The petroleum industry has long been interested in potential methods of increasing recovery from oil reservoirs. The energy necessary to produce a satisfactory increase in recovery has been supplied through use of a secondary fluid to displace, heat, and/or dilute the original reserve.
This paper describes a laboratory investigation into the application of electrical energy as a recovery agent in impermeable tar sands. The preliminary study presented has shown that flow continuity can be established and maintained in laboratory tar sand models solely by application of electrical energy. Formation of an electrically carbonized zone of 10 darcies permeability, high oil recovery, moderate thermal-productive requirements, and the production of qualitatively important proportions of electrocarbonization gas have been demonstrated with linear laboratory tar sand models. The size of the permeable channel created was found to be a function of the amount of electrical energy applied. Principal mechanisms responsible for these results have been identified as electrolytic and electronic conduction, electrical resistance heating, viscosity reduction, thermal expansion, and distillation with pyrolysis. Theoretical considerations on the effect of electrolyte content on the over-all resistivity of rock and electrode-earth contact resistance and heating rates arc discussed. Preliminary results of electrogasification and dielectric breakdown experiments with tar sands are mentioned.
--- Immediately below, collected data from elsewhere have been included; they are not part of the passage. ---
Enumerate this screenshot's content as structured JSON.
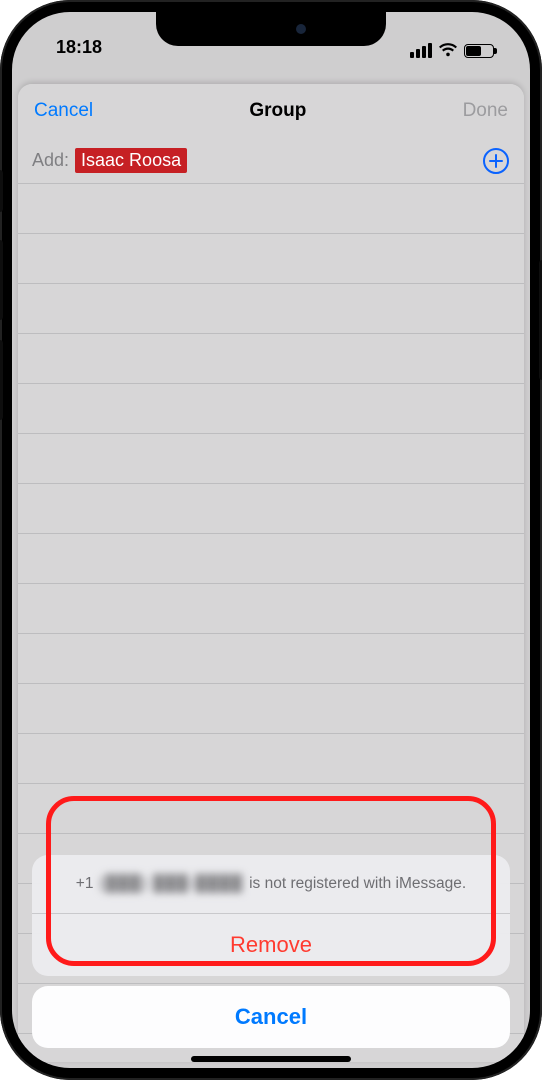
{
  "statusbar": {
    "time": "18:18"
  },
  "nav": {
    "cancel": "Cancel",
    "title": "Group",
    "done": "Done"
  },
  "add": {
    "label": "Add:",
    "contact_name": "Isaac Roosa"
  },
  "sheet": {
    "prefix": "+1",
    "redacted": "(███) ███-████",
    "suffix": "is not registered with iMessage.",
    "remove": "Remove",
    "cancel": "Cancel"
  }
}
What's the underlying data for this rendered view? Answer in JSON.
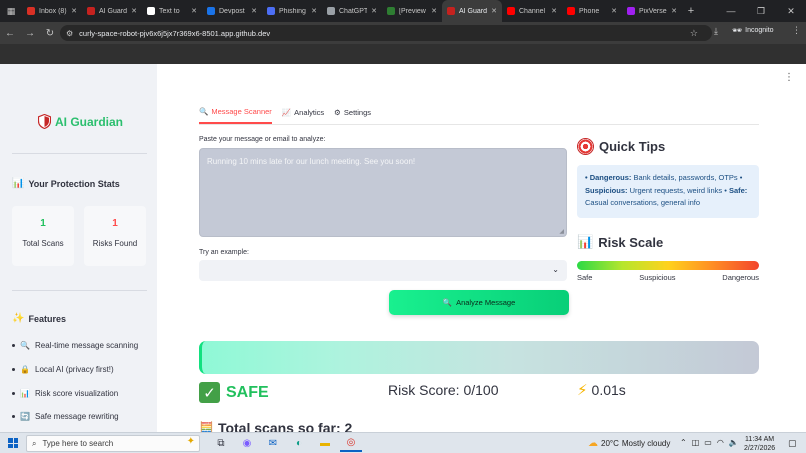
{
  "browser": {
    "tabs": [
      {
        "label": "Inbox (8)",
        "color": "#d93025",
        "active": false
      },
      {
        "label": "AI Guardian",
        "color": "#c5221f",
        "active": false
      },
      {
        "label": "Text to",
        "color": "#ffffff",
        "active": false
      },
      {
        "label": "Devpost",
        "color": "#1a73e8",
        "active": false
      },
      {
        "label": "Phishing",
        "color": "#4c6ef5",
        "active": false
      },
      {
        "label": "ChatGPT",
        "color": "#9aa0a6",
        "active": false
      },
      {
        "label": "[Preview",
        "color": "#2e7d32",
        "active": false
      },
      {
        "label": "AI Guardian",
        "color": "#c5221f",
        "active": true
      },
      {
        "label": "Channel",
        "color": "#ff0000",
        "active": false
      },
      {
        "label": "Phone",
        "color": "#ff0000",
        "active": false
      },
      {
        "label": "PixVerse",
        "color": "#a020f0",
        "active": false
      }
    ],
    "url": "curly-space-robot-pjv6x6j5jx7r369x6-8501.app.github.dev",
    "incognito_label": "Incognito"
  },
  "sidebar": {
    "brand": "AI Guardian",
    "stats_title": "Your Protection Stats",
    "metrics": [
      {
        "value": "1",
        "label": "Total Scans",
        "color": "#21c05d"
      },
      {
        "value": "1",
        "label": "Risks Found",
        "color": "#ff4b4b"
      }
    ],
    "features_title": "Features",
    "features": [
      {
        "icon": "🔍",
        "label": "Real-time message scanning"
      },
      {
        "icon": "🔒",
        "label": "Local AI (privacy first!)"
      },
      {
        "icon": "📊",
        "label": "Risk score visualization"
      },
      {
        "icon": "🔄",
        "label": "Safe message rewriting"
      },
      {
        "icon": "📋",
        "label": "Usage statistics"
      }
    ]
  },
  "main": {
    "tabs": [
      {
        "icon": "🔍",
        "label": "Message Scanner",
        "selected": true
      },
      {
        "icon": "📈",
        "label": "Analytics",
        "selected": false
      },
      {
        "icon": "⚙",
        "label": "Settings",
        "selected": false
      }
    ],
    "paste_label": "Paste your message or email to analyze:",
    "message": "Running 10 mins late for our lunch meeting. See you soon!",
    "example_label": "Try an example:",
    "example_selected": "",
    "analyze_button": "Analyze Message",
    "quick_tips": {
      "title": "Quick Tips",
      "dangerous_label": "• Dangerous:",
      "dangerous_text": " Bank details, passwords, OTPs •",
      "suspicious_label": "Suspicious:",
      "suspicious_text": " Urgent requests, weird links •",
      "safe_label": "Safe:",
      "safe_text": " Casual conversations, general info"
    },
    "risk_scale": {
      "title": "Risk Scale",
      "labels": [
        "Safe",
        "Suspicious",
        "Dangerous"
      ]
    },
    "result": {
      "status": "SAFE",
      "risk_score": "Risk Score: 0/100",
      "time": "0.01s",
      "total_scans": "Total scans so far: 2"
    }
  },
  "taskbar": {
    "search_placeholder": "Type here to search",
    "weather_temp": "20°C",
    "weather_text": "Mostly cloudy",
    "time": "11:34 AM",
    "date": "2/27/2026"
  },
  "colors": {
    "accent": "#ff4b4b",
    "brand": "#2bbf6e",
    "safe": "#21c05d"
  }
}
Application of thermal energy, as a means of increasing oil recovery from petroleum reservoirs, has received considerable industry interest during the past few years. The problem of producing highly viscous oils and tars presents an even greater challenge because of their tremendous reserve and because thermal recovery by fluid injection methods is not applicable for situations where sufficient flow continuity between wells cannot be established or maintained.
Thermal recovery techniques which have received greatest attention are the injection of air to support underground combustion, the injection of steam, the injection of-hot water, and detonation of thermonuclear devices within oil bearing formations. Use of electrical energy has recently been considered for bottom-hole heating within a single wellbore in order to initiate combustion, or to heat injected or produced fluids. Standard resistance heating elements lowered by conductor cable are usually selected for such purposes. An alternate technique is to utilize the natural earth resistance between two electrodes spaced a considerable distance apart. This technique has been successfully applied to electrocarbonization" experiments with coal and oil shale. However, no recent laboratory work has been reported in application of this technique to the recovery of crude oil from sands.
In the coal and oil shale investigations, the electrocarbonization treatment was found capable of creating a tortuous and permeable fixed-carbon channel, or "electrofracture", through the otherwise impervious strata. Somewhat similar results have been reported by Bill and Davis for oil sands and shales. In their experiments however, dielectric breakdown was used to create the permeable-conductive channel. They also found potential requirements for dielectric breakdown of an oil bearing formation was dependent on electrode spacing which precludes commercial application. On the other hand, electro-linkage - electrocarbonization processes have demonstrated their feasibility by successfully linking through 150 ft of coal with a maximum applied potential of 2,500 v. Total energy requirements for specific electro-thermal applications have been estimated for sands and commercially measured for oil shale.